The sad thing about this crossover was that this season was revealed to be a dream so that means that all of Ab Fab is just a dream if you take this seriously.

Patsy and Edina were a brilliant satire on people who have too much money and free time yet don’t have the first clue on how to spend it. They just wile away their days drinking, obsessing over their looks, trying to fit in with the latest fad and yearning for a by gone age when they actually did in some small way fit in.

Like many great comedy characters there is a certain element of tragedy to both characters. Patsy the more cartoonishly awful of the two of them, had a deeply traumatic upbringing, having been basically disowned by her own parents. Even with all of their wealth and power they are both still quite pitiful characters.

The two characters also allowed the series to provide a scathing attack on the fashion industry too. The character of Patsy is even shown to have had an operation done to her stomach to stop her from having to eat!

The best thing about Patsy and Edina for me however were the elements of physical comedy. I think Patsy and Edina were quite unusual among female characters in British sitcoms. Normally female characters in Sitcoms will be portrayed as the more straight laced character, but with Ab Fab it was great to finally get a chance to see women play the more awful, pathetic character who suffers great misfortune and even physical injury.
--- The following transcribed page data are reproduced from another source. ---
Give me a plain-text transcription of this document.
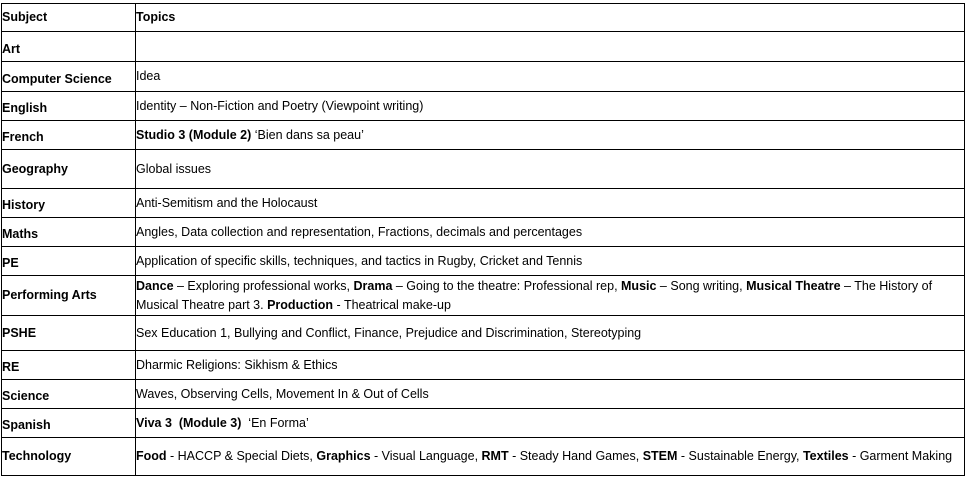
Subject	Topics
Art	
Computer Science	Idea
English	Identity – Non-Fiction and Poetry (Viewpoint writing)
French	Studio 3 (Module 2) ‘Bien dans sa peau’
Geography	Global issues
History	Anti-Semitism and the Holocaust
Maths	Angles, Data collection and representation, Fractions, decimals and percentages
PE	Application of specific skills, techniques, and tactics in Rugby, Cricket and Tennis
Performing Arts	Dance – Exploring professional works, Drama – Going to the theatre: Professional rep, Music – Song writing, Musical Theatre – The History of Musical Theatre part 3. Production - Theatrical make-up
PSHE	Sex Education 1, Bullying and Conflict, Finance, Prejudice and Discrimination, Stereotyping
RE	Dharmic Religions: Sikhism & Ethics
Science	Waves, Observing Cells, Movement In & Out of Cells
Spanish	Viva 3  (Module 3)  ‘En Forma’
Technology	Food - HACCP & Special Diets, Graphics - Visual Language, RMT - Steady Hand Games, STEM - Sustainable Energy, Textiles - Garment Making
I think prior to Ab Fab people had been reluctant to watch women suffer in comedies in quite the same way. The thing is in British comedies, which by their very nature are darker then you have to suffer in order to be funny. Hell most British sitcom characters like Blackadder, Eddie and Richie from Bottom, Arnold Rimmer and Victor Meldrew are all beaten, tortured and even violently killed over the course of their series.

Still again understandably  I think audiences were maybe a bit more reluctant to see women endure quite the same horrors, as men were and so women sadly were often delegated to being the straight laced, only reasonable character in British sitcoms such as Fawlty Towers, One Foot in the Grave, Red Dwarf, and Men Behaving Badly or they were just left out altogether.

Ab Fab however I feel broke down barriers by having the female characters be just as bad as and endure just as much as their male counterparts.

Ironically having women get horribly injured like being set on fire or falling down the stairs in Ab Fab and be portrayed as utterly pathetic people turned out to be empowering for women.

Itallowed other female characters such as Mrs Doyle in Father Ted, Fran in Black Books and Jen from the IT Crowd to emerge who were similarly awful, and who again also endured just as gruesome injuries and misfortune as their male counterparts whether that was Fran being hit by a car, and then having her neck broken, Jen’s feet being mangled by her shoes, or Mrs Doyle falling off the roof and down the stairs several times.

Thus whilst they might not be the most admirable people Patsy and Edina are true pioneers for women in comedy and they have remained truly iconic characters with Joanna Lumley and Jennifer  Saunders set to reprise their roles in the upcoming Ab Fab movie this year.